Koizumi says Japan should scrap nuclear plants after Fukushima

New environment minister’s view likely to prove controversial in ruling party despite public concerns over nuclear risk.

Japan''s ongoing nuclear crisis
The damaged Fukushima plant four days after the devastating tsunami in March 2011 that triggered the closure of most of Japan's nuclear power stations.

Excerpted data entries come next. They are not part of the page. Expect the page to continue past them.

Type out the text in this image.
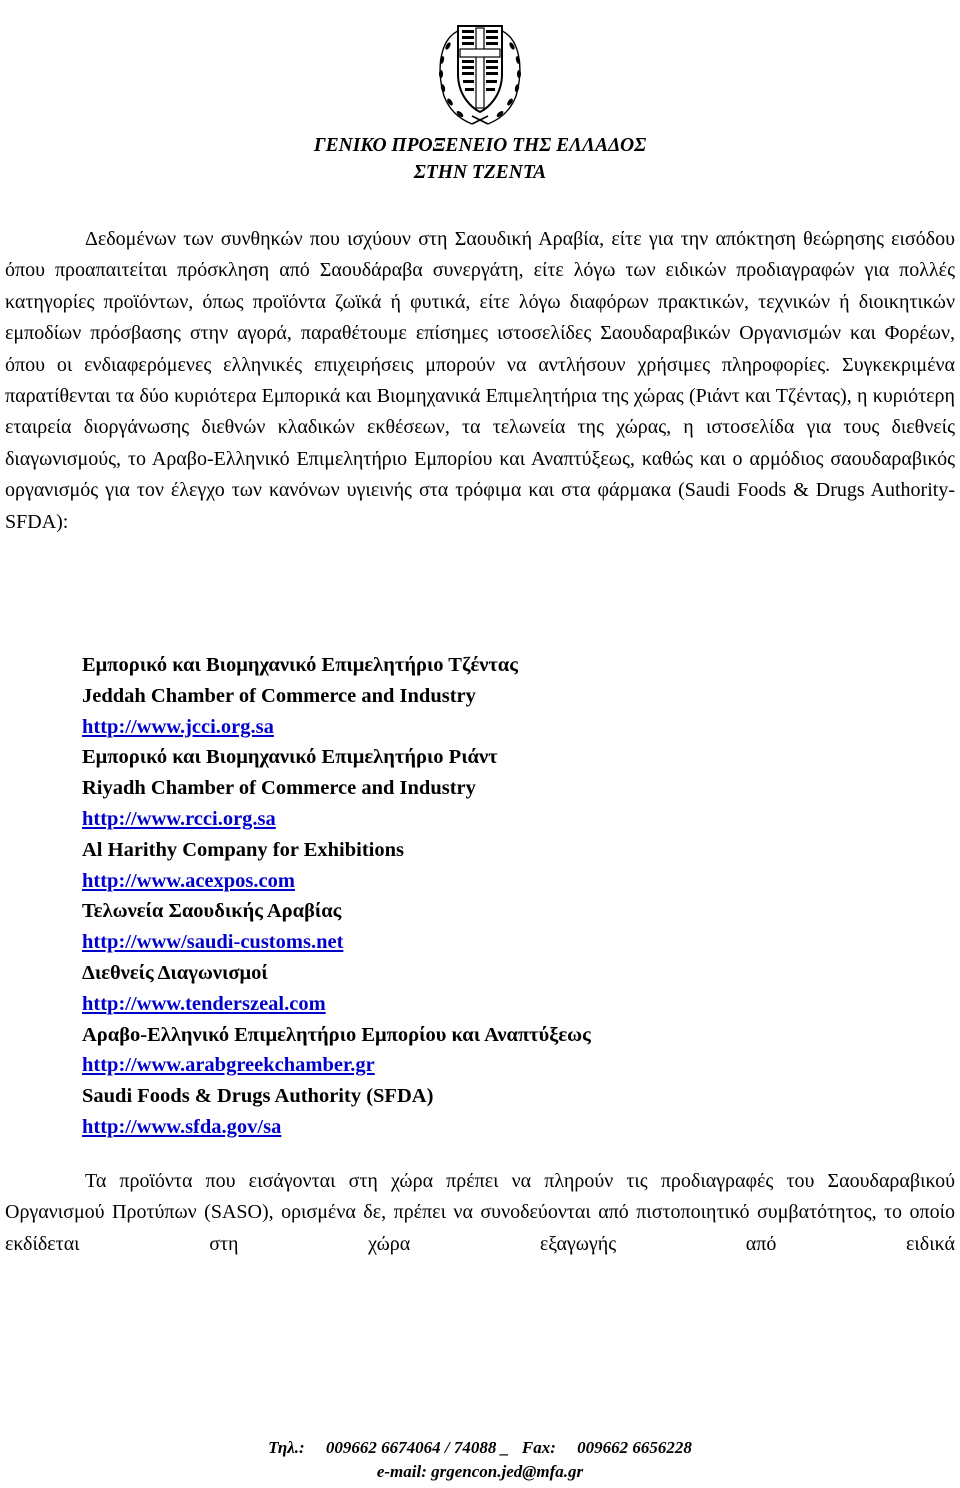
ΓΕΝΙΚΟ ΠΡΟΞΕΝΕΙΟ ΤΗΣ ΕΛΛΑΔΟΣ
ΣΤΗΝ ΤΖΕΝΤΑ
Δεδομένων των συνθηκών που ισχύουν στη Σαουδική Αραβία, είτε για την απόκτηση θεώρησης εισόδου όπου προαπαιτείται πρόσκληση από Σαουδάραβα συνεργάτη, είτε λόγω των ειδικών προδιαγραφών για πολλές κατηγορίες προϊόντων, όπως προϊόντα ζωϊκά ή φυτικά, είτε λόγω διαφόρων πρακτικών, τεχνικών ή διοικητικών εμποδίων πρόσβασης στην αγορά, παραθέτουμε επίσημες ιστοσελίδες Σαουδαραβικών Οργανισμών και Φορέων, όπου οι ενδιαφερόμενες ελληνικές επιχειρήσεις μπορούν να αντλήσουν χρήσιμες πληροφορίες. Συγκεκριμένα παρατίθενται τα δύο κυριότερα Εμπορικά και Βιομηχανικά Επιμελητήρια της χώρας (Ριάντ και Τζέντας), η κυριότερη εταιρεία διοργάνωσης διεθνών κλαδικών εκθέσεων, τα τελωνεία της χώρας, η ιστοσελίδα για τους διεθνείς διαγωνισμούς, το Αραβο-Ελληνικό Επιμελητήριο Εμπορίου και Αναπτύξεως, καθώς και ο αρμόδιος σαουδαραβικός οργανισμός για τον έλεγχο των κανόνων υγιεινής στα τρόφιμα και στα φάρμακα (Saudi Foods & Drugs Authority-SFDA):
Εμπορικό και Βιομηχανικό Επιμελητήριο Τζέντας
Jeddah Chamber of Commerce and Industry
http://www.jcci.org.sa
Εμπορικό και Βιομηχανικό Επιμελητήριο Ριάντ
Riyadh Chamber of Commerce and Industry
http://www.rcci.org.sa
Al Harithy Company for Exhibitions
http://www.acexpos.com
Τελωνεία Σαουδικής Αραβίας
http://www/saudi-customs.net
Διεθνείς Διαγωνισμοί
http://www.tenderszeal.com
Αραβο-Ελληνικό Επιμελητήριο Εμπορίου και Αναπτύξεως
http://www.arabgreekchamber.gr
Saudi Foods & Drugs Authority (SFDA)
http://www.sfda.gov/sa
Τα προϊόντα που εισάγονται στη χώρα πρέπει να πληρούν τις προδιαγραφές του Σαουδαραβικού Οργανισμού Προτύπων (SASO), ορισμένα δε, πρέπει να συνοδεύονται από πιστοποιητικό συμβατότητος, το οποίο εκδίδεται στη χώρα εξαγωγής από ειδικά
Τηλ.:     009662 6674064 / 74088 _   Fax:     009662 6656228
e-mail: grgencon.jed@mfa.gr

The country's new environment minister has said he wants nuclear plants scrapped. [FILE/TEPCO via AFP]

Japan’s newly appointed environment minister, Shinjiro Koizumi, wants the country to close down nuclear reactors to avoid a repeat of 2011’s Fukushima catastrophe. 

The comments by the son of former Prime Minister Junichiro Koizumi, himself an anti-nuclear advocate, are likely to prove controversial in the ruling Liberal Democratic Party, which supports a return to nuclear power under new safety rules imposed after Fukushima.

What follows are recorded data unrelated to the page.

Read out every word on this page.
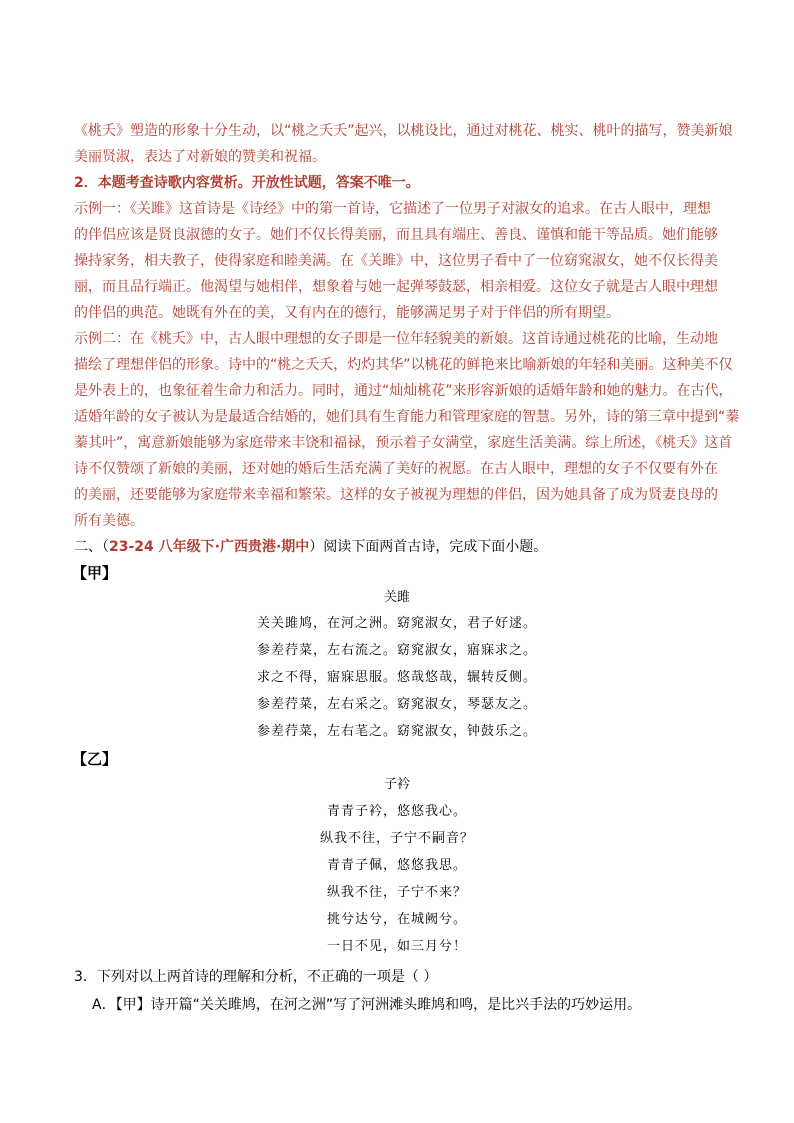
《桃夭》塑造的形象十分生动，以“桃之夭夭”起兴，以桃设比，通过对桃花、桃实、桃叶的描写，赞美新娘
美丽贤淑，表达了对新娘的赞美和祝福。
2．本题考查诗歌内容赏析。开放性试题，答案不唯一。
示例一：《关雎》这首诗是《诗经》中的第一首诗，它描述了一位男子对淑女的追求。在古人眼中，理想
的伴侣应该是贤良淑德的女子。她们不仅长得美丽，而且具有端庄、善良、谨慎和能干等品质。她们能够
操持家务，相夫教子，使得家庭和睦美满。在《关雎》中，这位男子看中了一位窈窕淑女，她不仅长得美
丽，而且品行端正。他渴望与她相伴，想象着与她一起弹琴鼓瑟，相亲相爱。这位女子就是古人眼中理想
的伴侣的典范。她既有外在的美，又有内在的德行，能够满足男子对于伴侣的所有期望。
示例二：在《桃夭》中，古人眼中理想的女子即是一位年轻貌美的新娘。这首诗通过桃花的比喻，生动地
描绘了理想伴侣的形象。诗中的“桃之夭夭，灼灼其华”以桃花的鲜艳来比喻新娘的年轻和美丽。这种美不仅
是外表上的，也象征着生命力和活力。同时，通过“灿灿桃花”来形容新娘的适婚年龄和她的魅力。在古代，
适婚年龄的女子被认为是最适合结婚的，她们具有生育能力和管理家庭的智慧。另外，诗的第三章中提到“蓁
蓁其叶”，寓意新娘能够为家庭带来丰饶和福禄，预示着子女满堂，家庭生活美满。综上所述，《桃夭》这首
诗不仅赞颂了新娘的美丽，还对她的婚后生活充满了美好的祝愿。在古人眼中，理想的女子不仅要有外在
的美丽，还要能够为家庭带来幸福和繁荣。这样的女子被视为理想的伴侣，因为她具备了成为贤妻良母的
所有美德。
二、（23-24 八年级下·广西贵港·期中）阅读下面两首古诗，完成下面小题。
【甲】
关雎
关关雎鸠，在河之洲。窈窕淑女，君子好逑。
参差荇菜，左右流之。窈窕淑女，寤寐求之。
求之不得，寤寐思服。悠哉悠哉，辗转反侧。
参差荇菜，左右采之。窈窕淑女，琴瑟友之。
参差荇菜，左右芼之。窈窕淑女，钟鼓乐之。
【乙】
子衿
青青子衿，悠悠我心。
纵我不往，子宁不嗣音？
青青子佩，悠悠我思。
纵我不往，子宁不来？
挑兮达兮，在城阙兮。
一日不见，如三月兮！
3．下列对以上两首诗的理解和分析，不正确的一项是（ ）
A．【甲】诗开篇“关关雎鸠，在河之洲”写了河洲滩头雎鸠和鸣，是比兴手法的巧妙运用。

“I would like to study how we will scrap them, not how to retain them,” Shinjiro Koizumi said at his first news conference late on Wednesday after his appointment by Prime Minister Shinzo Abe.

Koizumi’s ministry oversees Japan‘s nuclear regulator.

Three reactors at the Fukushima Daiichi station run by Tokyo Electric Power melted down after being hit by a massive earthquake and tsunami in March 2011, releasing radiation that forced 160,000 people to flee, many never to return.

Most of Japan’s nuclear reactors, which before Fukushima supplied about 30 percent of the country’s electricity, are going through a relicensing process under new safety standards imposed after the disaster exposed regulatory and operational failings.

Japan has six reactors operating at the moment, a fraction of the 54 that were in use before Fukushima. About 40 percent of the pre-Fukushima fleet is being decommissioned.

Shinjiro Koizumi’s father, a popular prime minister now retired from parliament, became a harsh critic of atomic energy after the Fukushima nuclear crisis.